RE: Large-scale enumerations and memory problems
- To: mathgroup at smc.vnet.net
- Subject: [mg35119] RE: [mg35084] Large-scale enumerations and memory problems
- From: "DrBob" <majort at cox-internet.com>
- Date: Tue, 25 Jun 2002 03:42:33 -0400 (EDT)
- Reply-to: <drbob at bigfoot.com>
- Sender: owner-wri-mathgroup at wolfram.com
Mathematica apparently uses more space than you think!
After making a guess as to the rest of Enum's definition, I estimated
byte-counts for the problem as follows:
Enum[lst_List, (k_Integer)?Positive] :=
Block[{minusone = Enum[lst, k - 1], i, n = Length[lst]},
Join @@ Table[(Prepend[#1, lst[[i]]] &) /@ minusone, {i, n}]]
Enum[lst_List, 0] := {{}}
S s = N@ByteCount@Enum[{G, A, T, C}, #]/(4^#) & /@ Range[11]

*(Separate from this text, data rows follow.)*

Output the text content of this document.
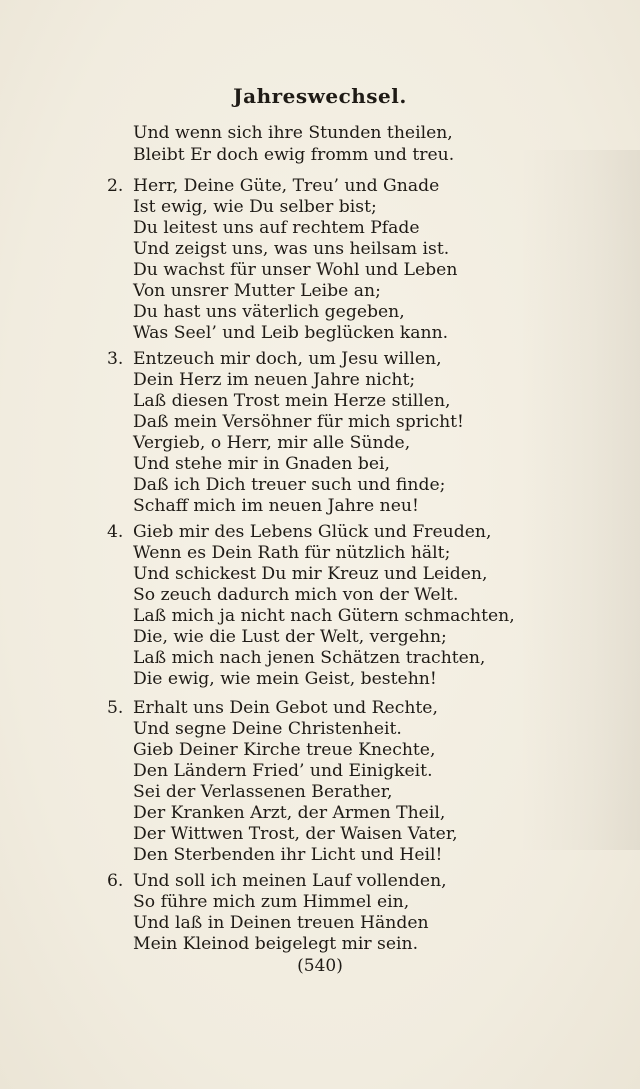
Jahreswechsel.
Und wenn sich ihre Stunden theilen,
Bleibt Er doch ewig fromm und treu.
2. Herr, Deine Güte, Treu’ und Gnade
Ist ewig, wie Du selber bist;
Du leitest uns auf rechtem Pfade
Und zeigst uns, was uns heilsam ist.
Du wachst für unser Wohl und Leben
Von unsrer Mutter Leibe an;
Du hast uns väterlich gegeben,
Was Seel’ und Leib beglücken kann.
3. Entzeuch mir doch, um Jesu willen,
Dein Herz im neuen Jahre nicht;
Laß diesen Trost mein Herze stillen,
Daß mein Versöhner für mich spricht!
Vergieb, o Herr, mir alle Sünde,
Und stehe mir in Gnaden bei,
Daß ich Dich treuer such und finde;
Schaff mich im neuen Jahre neu!
4. Gieb mir des Lebens Glück und Freuden,
Wenn es Dein Rath für nützlich hält;
Und schickest Du mir Kreuz und Leiden,
So zeuch dadurch mich von der Welt.
Laß mich ja nicht nach Gütern schmachten,
Die, wie die Lust der Welt, vergehn;
Laß mich nach jenen Schätzen trachten,
Die ewig, wie mein Geist, bestehn!
5. Erhalt uns Dein Gebot und Rechte,
Und segne Deine Christenheit.
Gieb Deiner Kirche treue Knechte,
Den Ländern Fried’ und Einigkeit.
Sei der Verlassenen Berather,
Der Kranken Arzt, der Armen Theil,
Der Wittwen Trost, der Waisen Vater,
Den Sterbenden ihr Licht und Heil!
6. Und soll ich meinen Lauf vollenden,
So führe mich zum Himmel ein,
Und laß in Deinen treuen Händen
Mein Kleinod beigelegt mir sein.
(540)
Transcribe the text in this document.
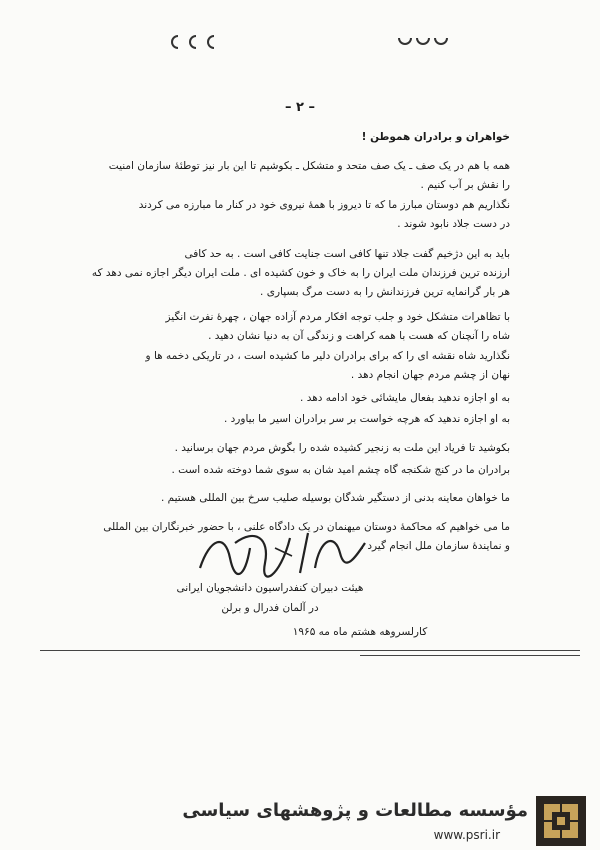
– ۲ –
خواهران و برادران هموطن !
همه با هم در یک صف ـ یک صف متحد و متشکل ـ بکوشیم تا این بار نیز توطئهٔ سازمان امنیت
را نقش بر آب کنیم .
نگذاریم هم دوستان مبارز ما که تا دیروز با همهٔ نیروی خود در کنار ما مبارزه می کردند
در دست جلاد نابود شوند .
باید به این دژخیم گفت جلاد تنها کافی است جنایت کافی است . به حد کافی
ارزنده ترین فرزندان ملت ایران را به خاک و خون کشیده ای . ملت ایران دیگر اجازه نمی دهد که
هر بار گرانمایه ترین فرزندانش را به دست مرگ بسپاری .
با تظاهرات متشکل خود و جلب توجه افکار مردم آزاده جهان ، چهرهٔ نفرت انگیز
شاه را آنچنان که هست با همه کراهت و زندگی آن به دنیا نشان دهید .
نگذارید شاه نقشه ای را که برای برادران دلیر ما کشیده است ، در تاریکی دخمه ها و
نهان از چشم مردم جهان انجام دهد .
به او اجازه ندهید بفعال مایشائی خود ادامه دهد .
به او اجازه ندهید که هرچه خواست بر سر برادران اسیر ما بیاورد .
بکوشید تا فریاد این ملت به زنجیر کشیده شده را بگوش مردم جهان برسانید .
برادران ما در کنج شکنجه گاه چشم امید شان به سوی شما دوخته شده است .
ما خواهان معاینه بدنی از دستگیر شدگان بوسیله صلیب سرخ بین المللی هستیم .
ما می خواهیم که محاکمهٔ دوستان میهنمان در یک دادگاه علنی ، با حضور خبرنگاران بین المللی
و نمایندهٔ سازمان ملل انجام گیرد .
هیئت دبیران کنفدراسیون دانشجویان ایرانی
در آلمان فدرال و برلن
کارلسروهه هشتم ماه مه ۱۹۶۵
مؤسسه مطالعات و پژوهشهای سیاسی
www.psri.ir
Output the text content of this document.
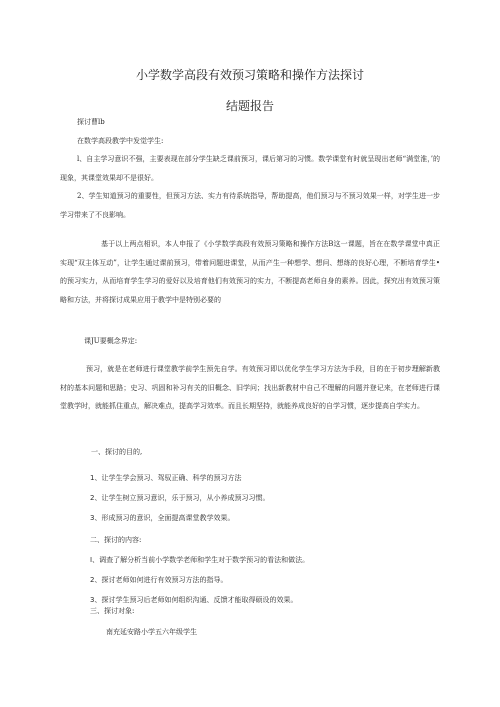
小学数学高段有效预习策略和操作方法探讨
结题报告

探讨曹lb

在数学高段教学中发觉学生:

l、自主学习意识不强，主要表现在部分学生缺乏课前预习，课后第习的习惯。数学课堂有时就呈现出老师“满堂淮，’的现象，其课堂效果却不是很好。

2、学生知道预习的重要性，但预习方法、实力有待系统指导，帮助提高，他们预习与不预习效果一样，对学生进一步学习带来了不良影响。

基于以上两点相识，本人申报了《小学数学高段有效预习策略和操作方法B这一课题，旨在在数学课堂中真正实现“双主体互动”，让学生通过课前预习，带着问题进课堂，从而产生一种想学、想问、想练的良好心理，不断培育学生•的预习实力，从而培育学生学习的爱好以及培育他们有效预习的实力，不断提高老师自身的素养。因此，探究出有效预习策略和方法，并将探讨成果应用于教学中是特别必要的

课JU要概念界定:

预习，就是在老师进行课堂教学前学生预先自学。有效预习即以优化学生学习方法为手段，目的在于初步理解新教材的基本问题和思路；史习、巩固和补习有关的旧概念、旧学问；找出新教材中自己不理解的问题并登记来，在老师进行课堂教学时，就能抓住重点，解决难点，提高学习效率。而且长期坚持，就能养成良好的自学习惯，逐步提高自学实力。

一、探讨的目的,

1、让学生学会预习、驾驭正确、科学的预习方法

2、让学生树立预习意识，乐于预习，从小养成预习习惯。

3、形成预习的意识，全面提高课堂教学效果。

二、探讨的内容:

I、调查了解分析当前小学数学老师和学生对于数学预习的看法和做法。

2、探讨老师如何进行有效预习方法的指导。

3、探讨学生预习后老师如何组织沟通、反馈才能取得硕设的效果。

三、探讨对象:

南充延安路小学五六年级学生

{32., 29.5, 36.375, 36.0938, 44.0234, 44.0059, 52.0015, 52.0004,
60.0001, \
60., 68.}
poly = Fit[Transpose[{Range[11],
s}], {1, x, x^2}, x]
27.48417380361847 + 2.244134349422857*x + 0.12561505768960443*x^2
soln = Flatten[Solve[bytes/4^x == poly, bytes]]
{bytes -> 4.^x*(27.48417380361847 + 2.244134349422857*x +
0.12561505768960443*x^2)}
bytes /. soln /. x -> 14
2.2420428828643364*^10
%/(2^30)
20.8807
So... when k=14, I think around 20GB is required, not 1.61GB.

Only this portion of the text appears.